The decreases may reflect an ongoing trend: In fact, 47 sites now have lower customer satisfaction scores than they did the first time they were measured in Spring 2005. Freed doesn’t overlook the fact that despite a decline in customer satisfaction, these retailers are still in the industry top 100, based on revenue. “We’ve got to give them credit for that,” he says, noting that this economic climate makes success much more elusive.
For the past six months, price and merchandise have had far more impact when it comes to satisfaction, but price-cutting is just a temporary solution, Freed says. Faced with pressure to deliver positive numbers, many retailers find themselves cutting costs, negatively impacting their overall customer service in the process.
“It’s a death march,” Freed says. According to the report, satisfaction requires excellence in the following five areas:
- ease of use;
- brand strength; and
In the past, the general consensus was that there was that the retail industry could generate enough revenue to go around. Freed says he's not certain that still holds true. As a result, he says, the industry may see more consolidation and, inevitably, more companies collapsing. “In some ways we've hit the worst, in some ways we haven't," Freed warns. "There's a wave of fall-off that's going to happen.”
Luckily, Internet retailers have the cost-effective advantage of operating on the Web. What they need to focus on now, experts say, is increasing their customer intelligence.
- Why are customers coming?
- Who are they?
- What are they looking for?
The answers to these questions won't be easy to come by, but the popularity of social media has opened the door to new possibilities.
Even top-performing companies, however, can find social media to be a very slippery slope.

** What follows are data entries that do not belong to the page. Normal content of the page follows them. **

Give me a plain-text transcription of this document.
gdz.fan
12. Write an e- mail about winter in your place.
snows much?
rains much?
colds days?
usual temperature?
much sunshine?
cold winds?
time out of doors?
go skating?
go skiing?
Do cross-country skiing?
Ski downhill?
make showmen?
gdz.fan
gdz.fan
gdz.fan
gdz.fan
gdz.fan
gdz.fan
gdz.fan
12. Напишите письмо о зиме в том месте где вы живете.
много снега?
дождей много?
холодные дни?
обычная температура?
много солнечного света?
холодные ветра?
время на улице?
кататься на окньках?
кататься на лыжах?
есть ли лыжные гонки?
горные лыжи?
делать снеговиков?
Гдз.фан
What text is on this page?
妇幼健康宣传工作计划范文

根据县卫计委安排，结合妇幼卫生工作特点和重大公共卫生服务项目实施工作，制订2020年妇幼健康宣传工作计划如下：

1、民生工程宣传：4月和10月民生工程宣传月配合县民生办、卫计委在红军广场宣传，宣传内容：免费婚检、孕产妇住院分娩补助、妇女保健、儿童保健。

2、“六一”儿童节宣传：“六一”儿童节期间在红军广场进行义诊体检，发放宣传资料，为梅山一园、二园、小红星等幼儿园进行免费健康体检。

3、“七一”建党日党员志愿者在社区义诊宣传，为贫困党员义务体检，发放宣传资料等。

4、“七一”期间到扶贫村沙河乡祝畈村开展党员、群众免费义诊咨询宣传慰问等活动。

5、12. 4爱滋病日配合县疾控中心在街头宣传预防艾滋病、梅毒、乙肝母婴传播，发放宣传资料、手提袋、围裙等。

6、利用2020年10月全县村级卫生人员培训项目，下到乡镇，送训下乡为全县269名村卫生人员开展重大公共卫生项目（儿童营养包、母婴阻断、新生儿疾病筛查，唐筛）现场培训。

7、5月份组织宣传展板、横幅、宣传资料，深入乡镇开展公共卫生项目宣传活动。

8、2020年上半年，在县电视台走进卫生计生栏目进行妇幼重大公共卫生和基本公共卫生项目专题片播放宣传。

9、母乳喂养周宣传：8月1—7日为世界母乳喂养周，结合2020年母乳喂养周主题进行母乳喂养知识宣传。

Even Amazon.com recently experienced its own social mishap. Last month the online retailer failed to respond quickly enough to allegations that it had removed from its sales rankings more than 57,000 books involving gay, lesbian, bisexual, and transgender issues. By the time Patty Smith, the company's director of corporate communications, responded days later—the scandal that came to be known as "#amazonfail" had already ignited a very vocal following. (In social media, the use of a number sign immediately preceding a term has become a shorthand indicating a theme or topic.) Many believed that, had Amazon.com been adequately monitoring its brand within social media, the company would have been able to detect and correct the alleged “glitch” before the public-relations crisis reached a brand-damaging crescendo.
“Consumer-generated reviews and social networking [are] phenomenal and clearly a good marketing piece for companies,” Freed says. Even so, he adds, “there’s an inherent risk in the social aspect of things, and [that] points to complexity of this stuff.”
Given the difficult economic pressures, Gartner released a brief report today that aims to help e-commerce technology professionals cut costs without endangering customer loyalty. The top five tips are as follows:
- Use off-the-shelf products, not custom development, for commodity functions. The report says that going generic for "commodity" functions (e.g., shopping-cart management, search, and product merchandising and management) can save 35 percent of maintenance-and-licensing costs for large enterprises, and 25 percent for small enterprises.
- Optimize existing technology. Large enterprises can save 15 percent (and small enterprises can save 10 percent) on service, sales, and marketing costs. The goal should be to eliminate technology that fails to achieve a use-rate of at least 95 percent.
- Use rich Internet application tools only if they deliver higher conversions. Moreover, build communities on established Web sites, rather than starting from scratch on your corporate site. This will save large enterprises 10 percent and smaller enterprises 5 percent.
- Negotiate fiercely with e-commerce software vendors. According to Gartner, skilled negotiators can save anywhere from 20 percent to 50 percent on license fees in 2009, and an additional 3 percent to 4 percent in the long term.
- Streamline the organization. Eliminating redundancy in job functions can help save 10 percent to 15 percent in this year's e-commerce human resource expenses.